Semakin sulit tes tersebut dalam interpretasinya,
semakin terbatas badan yang dapat menerbitkannya. Untuk prinsip sistem kendali
pendistribusian ini lihat Ethical
Standards of Psychologist dari American
Psycological Association, 1986 (dalam Cronbach,
1969). Sebagaimana
telah dijelaskan di atas, terdapat tiga kategori tes dilihat dari kompleksitasnya,
yaitu level A, level B, dan level C. Berdasarkan level tersebut, dapat
diterapkan siapa yang bertanggung jawab untuk pengendalian dan pendistribusiannya
disamping penggunaannya.
v
Bagaimana Seharusnya Seorang
Diagnostikus Bersikap dan Bertingkah Laku
dalam Suatu Pemeriksaan Psikologi
Hal
ini menyangkut etika pengetesan, relasi antar pemeriksa dan subjek yang diperiksa melalui
suatu good raport. Kouwer memberi gambaran
tentang sikap dan tingkah laku pemeriksa dalam pemeriksaan psikologi berdasarkan bahasan
fungsi dan tujuan tes. Secara ringkas
hal itu dapat diuraikan sebagai berikut:
§
Etika dalam tes
meramalkan/memprediksikan Pembatasan
dalam pengetesan ini hanya pada aspek-aspek yang dapat dikuantifikasikan. Yang diukur adalah
bukan kliennya sendiri, tetapi fakta objektif yang berhubungan dengannya.

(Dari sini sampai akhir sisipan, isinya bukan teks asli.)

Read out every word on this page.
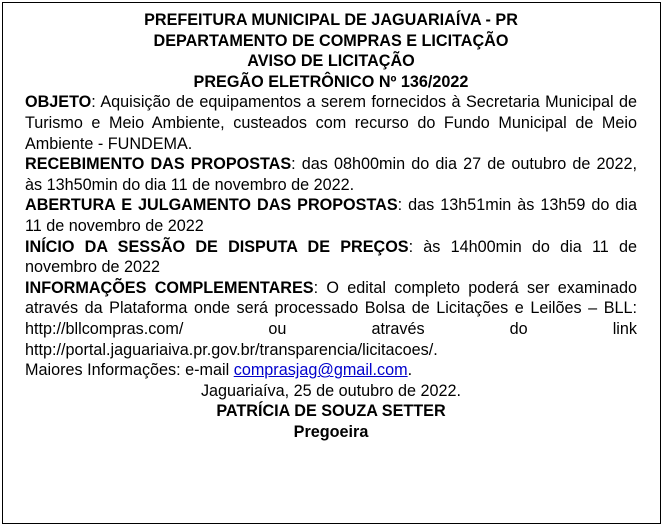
PREFEITURA MUNICIPAL DE JAGUARIAÍVA - PR
DEPARTAMENTO DE COMPRAS E LICITAÇÃO
AVISO DE LICITAÇÃO
PREGÃO ELETRÔNICO Nº 136/2022

OBJETO: Aquisição de equipamentos a serem fornecidos à Secretaria Municipal de Turismo e Meio Ambiente, custeados com recurso do Fundo Municipal de Meio Ambiente - FUNDEMA.

RECEBIMENTO DAS PROPOSTAS: das 08h00min do dia 27 de outubro de 2022, às 13h50min do dia 11 de novembro de 2022.

ABERTURA E JULGAMENTO DAS PROPOSTAS: das 13h51min às 13h59 do dia 11 de novembro de 2022

INÍCIO DA SESSÃO DE DISPUTA DE PREÇOS: às 14h00min do dia 11 de novembro de 2022

INFORMAÇÕES COMPLEMENTARES: O edital completo poderá ser examinado através da Plataforma onde será processado Bolsa de Licitações e Leilões – BLL: http://bllcompras.com/ ou através do link http://portal.jaguariaiva.pr.gov.br/transparencia/licitacoes/.
Maiores Informações: e-mail comprasjag@gmail.com.

Jaguariaíva, 25 de outubro de 2022.
PATRÍCIA DE SOUZA SETTER
Pregoeira
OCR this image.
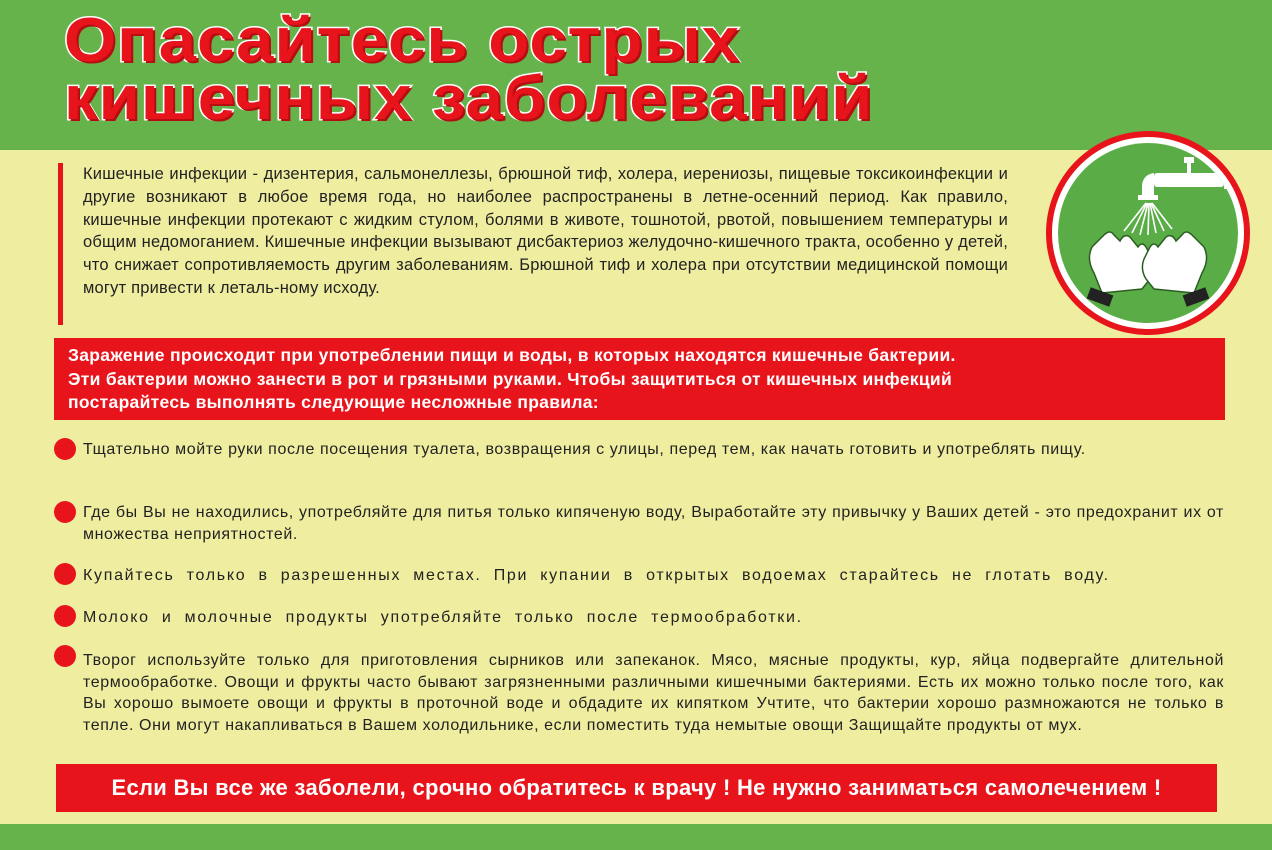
Опасайтесь острых
кишечных заболеваний

Кишечные инфекции - дизентерия, сальмонеллезы, брюшной тиф, холера, иерениозы, пищевые токсикоинфекции и другие возникают в любое время года, но наиболее распространены в летне-осенний период. Как правило, кишечные инфекции протекают с жидким стулом, болями в животе, тошнотой, рвотой, повышением температуры и общим недомоганием. Кишечные инфекции вызывают дисбактериоз желудочно-кишечного тракта, особенно у детей, что снижает сопротивляемость другим заболеваниям. Брюшной тиф и холера при отсутствии медицинской помощи могут привести к леталь-ному исходу.

Заражение происходит при употреблении пищи и воды, в которых находятся кишечные бактерии.

Эти бактерии можно занести в рот и грязными руками. Чтобы защититься от кишечных инфекций

постарайтесь выполнять следующие несложные правила:

Тщательно мойте руки после посещения туалета, возвращения с улицы, перед тем, как начать готовить и употреблять пищу.
Где бы Вы не находились, употребляйте для питья только кипяченую воду, Выработайте эту привычку у Ваших детей - это предохранит их от множества неприятностей.
Купайтесь только в разрешенных местах. При купании в открытых водоемах старайтесь не глотать воду.
Молоко и молочные продукты употребляйте только после термообработки.
Творог используйте только для приготовления сырников или запеканок. Мясо, мясные продукты, кур, яйца подвергайте длительной термообработке. Овощи и фрукты часто бывают загрязненными различными кишечными бактериями. Есть их можно только после того, как Вы хорошо вымоете овощи и фрукты в проточной воде и обдадите их кипятком Учтите, что бактерии хорошо размножаются не только в тепле. Они могут накапливаться в Вашем холодильнике, если поместить туда немытые овощи Защищайте продукты от мух.
Если Вы все же заболели, срочно обратитесь к врачу ! Не нужно заниматься самолечением !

Jadi manusia berada diluar hasil objektif yang dihasilkannya. Karena itu, sikap pemeriksa adalah sikap teknis,
praktis dan pragmatis
dalam membahas hasilnya. Bahasan hasil adalah rasional dan aspek
emosional harus dilupakan.
§
Etika dalam tes
mendeskripsikan Yang
diperhatikan bukan klien atau subjek, tetapi karakternya, sifatsifatnya yang khas, yang
dianggap sebagai sebab dari tingkah lakunya. Pada umumnya persyaratan etika tes meramalkan
berlaku juga disini. Pemeriksa
memberikan saran sesuai dengan hasil pemeriksaan terhadap subjek dan norma yang berlaku. Pendapat pribadi adalah
sentral, pemeriksa tidak melakukan pendekatan
teknik, tetapi mencari penyelesaian yang menurut dirinya baik.
§
Etika dalam tes
menemukan diri sendiri Pemeriksa
tidak boleh mengambil sebagian dari problematika subjek yang diperiksa. Tidak boleh
mengambil/mengalihkan tanggung jawab problematika subjek yang diperiksa. Pemeriksa mempunyai pandangan bahwa subjek dapat
memecahkan problemnya
sendiri serta bertanggung jawab atas alternatif pemecahan problem yang telah dipilihnya. Pertolongan yang
diberikan pemeriksa hanya terbatas pada memberi kemungkinan untuk suatu pemecahan masalah. Secara umum hubungan
yang terjalin antara pemeriksa dengan subjek yang diperiksa haruslah tetap hubungan antar manusia yang
saling menghormati, saling menjaga
dan saling menghargai (Sumardi Suryabrata, 1971). Dari dasar ini dapat ditarik suatu sikap
hubungan seperti:
¨ Tidak
menganggap subjek sebagai pasien atau penderita yang membutuhkan pertolongan, melainkan
sebagai manusia yang mempunyai harga diri, keinginan-keinginan tertentu dengan menghargai juga
latar belakang agama, politik
dan lingkungan sosialnya.
¨ Menjaga
rahasia pribadi subjek.
¨ Membuat
diagnosa dengan penuh hati-hati.
¨ Dengan
penuh simpati berusaha memahami kesulitan-kesulitan subjek.
¨
Menciptakan rasa aman
bagi subjek yang diperiksa, selama pemeriksaan berlangsung.